Canadian politician (1887-1975)

William Hayhurst (December 31, 1887 – May 19, 1975) was a farmer, principal, teacher, businessman and a Canadian federal politician. He was born in Lyvennet Mill, Morland, England. Married Edna Mattern. Father of William LeRoy Hayhurst (born May 25, 1925; died February 27, 2011), Dea Crompton and Grace Lanctot (died August 13, 1998).

Hayhurst first ran a seat in the House of Commons of Canada in the 1930 Canadian federal election as a Liberal candidate in the Wetaskiwin district. He was defeated by Incumbent William Irvine, finishing last in a field of three candidates.
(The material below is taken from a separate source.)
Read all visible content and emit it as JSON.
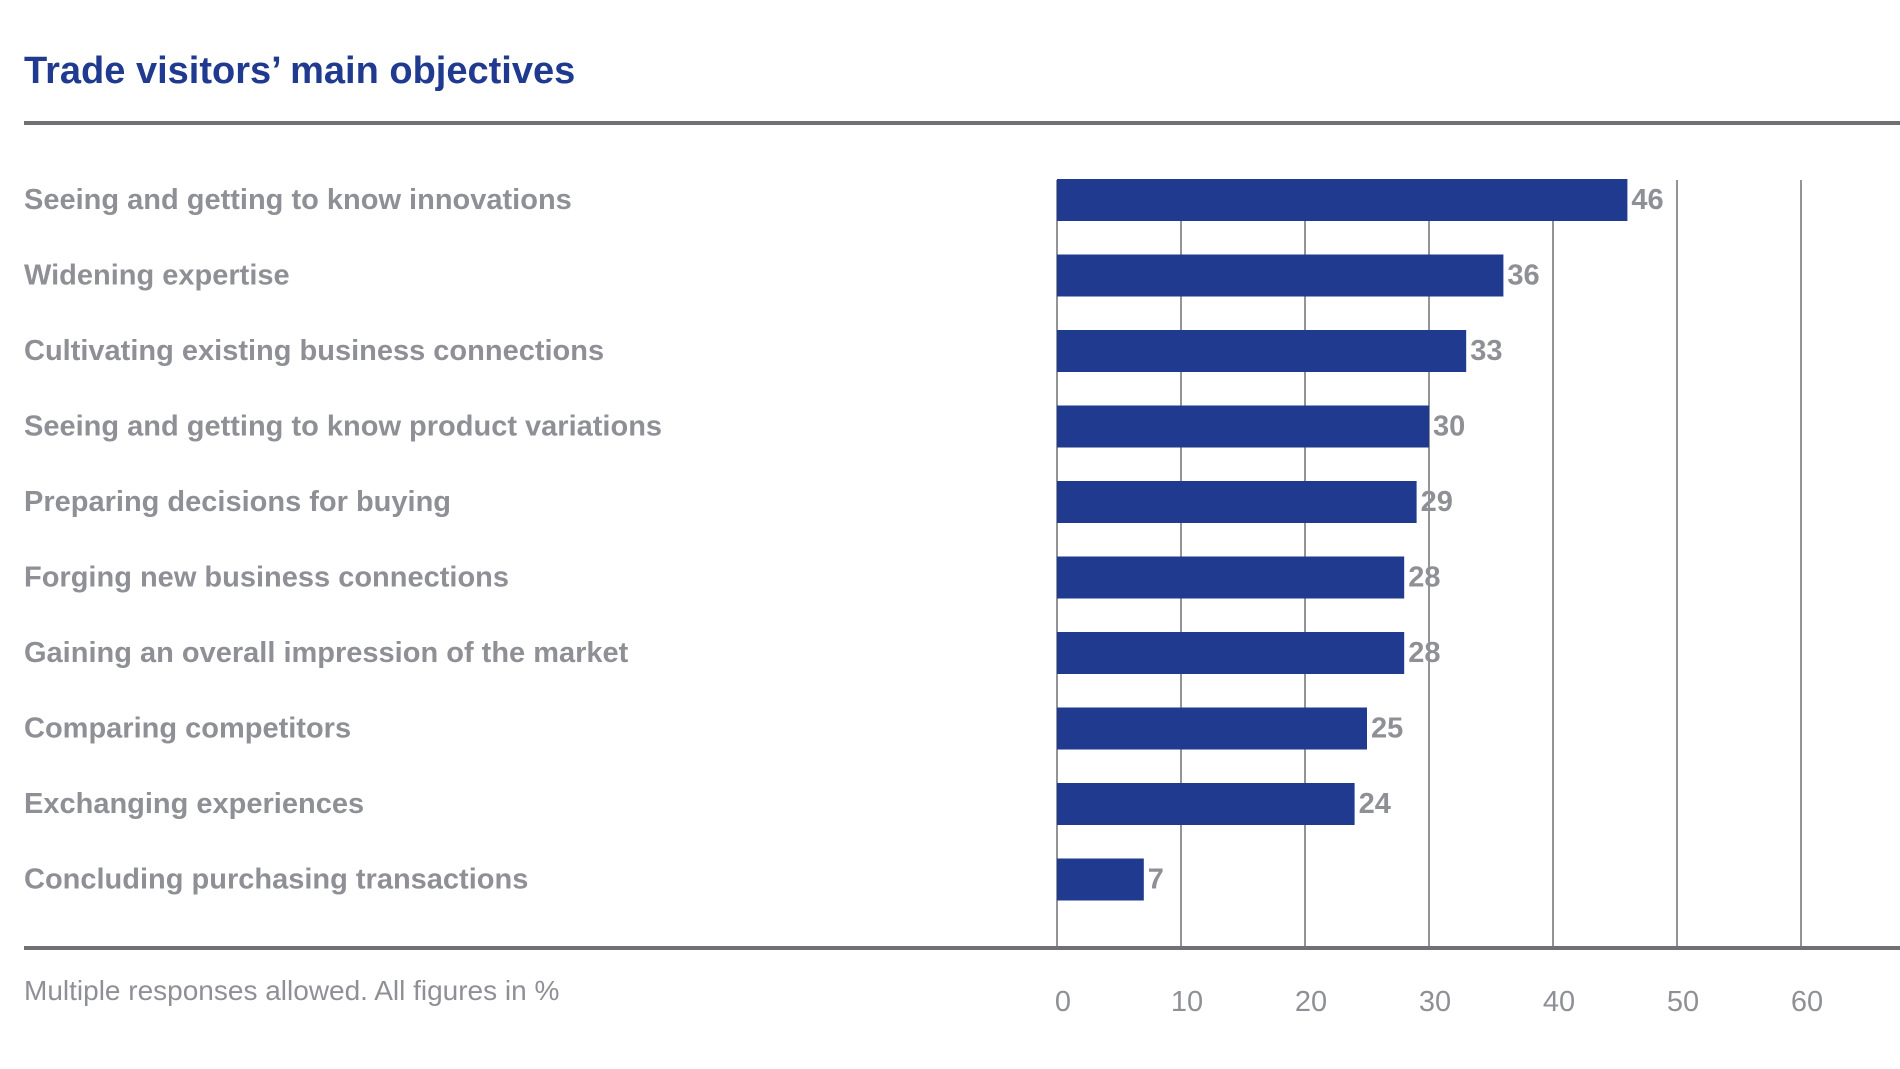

Hayhurst ran again in the 1935 Canadian federal election, this time under the Social Credit banner in the Vegreville district. Hayhurst's nomination as the Social Credit candidate was controversial. At the time, the Vegreville Social Credit organization had a two-stage nomination process: delegates elected three candidates at a nomination meeting, one of whom was later chosen by an advisory board. Paul Lesiuk, a teacher of Ukrainian background, actually received the greatest number of votes, but the board decided to give the nomination to Hayhurst, the second-place candidate. Many Ukrainian members of Social Credit opposed this decision, and refused to support Hayhurst in the general election. He narrowly defeated Co-operative Commonwealth Federation incumbent Michael Luchkovich in a hotly contested five-way race. Social Credit had little presence outside Alberta in this period, and Hayhurst sat as an opposition MP.

Anthony Hlynka, Hayhurst's successor as MP for Vegreville, described him as a "polite, intelligent and well-read" man who "carried out his duties as an MP quite well, but [...] had a difficult time representing a riding in which eighty per cent of the population was of other than British origin". He occasionally made parliamentary statements in support of Ukrainian national aspirations, but had difficulty communicating with his constituents. Many Ukrainian members of the Social Credit party asked him to seek re-election in Athabaska rather than run again in Vegreville in the 1940 federal election. He ignored this advice, and let his name stand at the Vegreville Social Credit nomination meeting in September 1939. The result was an unexpected embarrassment: he finished last in a field of five candidates on the first ballot, and was automatically eliminated.

After his nomination defeat, Hayhurst belatedly decided to seek the Social Credit nomination in Athabaska. He won the nomination, but lost to Liberal Joseph Miville Dechene in the general election. Hayhurst officially appeared on the ballot as the candidate of the New Democracy party, an affiliate of Social Credit. He died in Edmonton in 1975.